Gaius-Augustus / TSEBRA

TSEBRA: Transcript Selector for BRAKER
47 stars 5 forks source link

Naming is incorrect #3

Closed sarjopp closed 3 years ago

sarjopp commented 3 years ago

After running Braker1 and Braker2, then doing fix_gtf_ids.py on each braker.gtf, my output from tsebra.py has inconsistent names: CSAcor1 AUGUSTUS transcript 1 495 . + . anno1.CSAcor1+_file_1_file_1_g22683.t1 CSAcor1 AUGUSTUS start_codon 2 4 . + . transcript_id "anno2.CSAcor1+_file_1_file_1_g3798.t1"; gene_id "g_31366"; CSAcor1 AUGUSTUS CDS 2 495 0.73 + 2 transcript_id "anno2.CSAcor1+_file_1_file_1_g3798.t1"; gene_id "g_31366"; CSAcor1 AUGUSTUS exon 2 495 . + . transcript_id "anno2.CSAcor1+_file_1_file_1_g3798.t1"; gene_id "g_31366"; CSAcor1 AUGUSTUS stop_codon 493 495 . + 0 transcript_id "anno2.CSAcor1+_file_1_file_1_g3798.t1"; gene_id "g_31366";

As you can see, the transcript ID is "g3798.t1" while the gene ID is "g_31366."
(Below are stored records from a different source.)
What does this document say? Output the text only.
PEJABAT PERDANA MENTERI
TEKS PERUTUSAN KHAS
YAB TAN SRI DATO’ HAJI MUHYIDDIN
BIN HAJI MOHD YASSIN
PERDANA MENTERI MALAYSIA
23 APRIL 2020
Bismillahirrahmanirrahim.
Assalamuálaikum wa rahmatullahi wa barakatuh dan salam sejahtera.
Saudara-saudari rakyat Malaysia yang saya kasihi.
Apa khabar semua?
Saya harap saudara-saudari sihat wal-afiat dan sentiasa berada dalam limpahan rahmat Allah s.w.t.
In the original braker.gtf files, and in the fixed_braker.gtf files, the transcript and gene IDs match. The fact that the IDs are messed up makes me scared to trust any of the tsebra output.

LarsGab commented 3 years ago

Hi, I replied to this issue in the BRAKER repository and I'll close this one.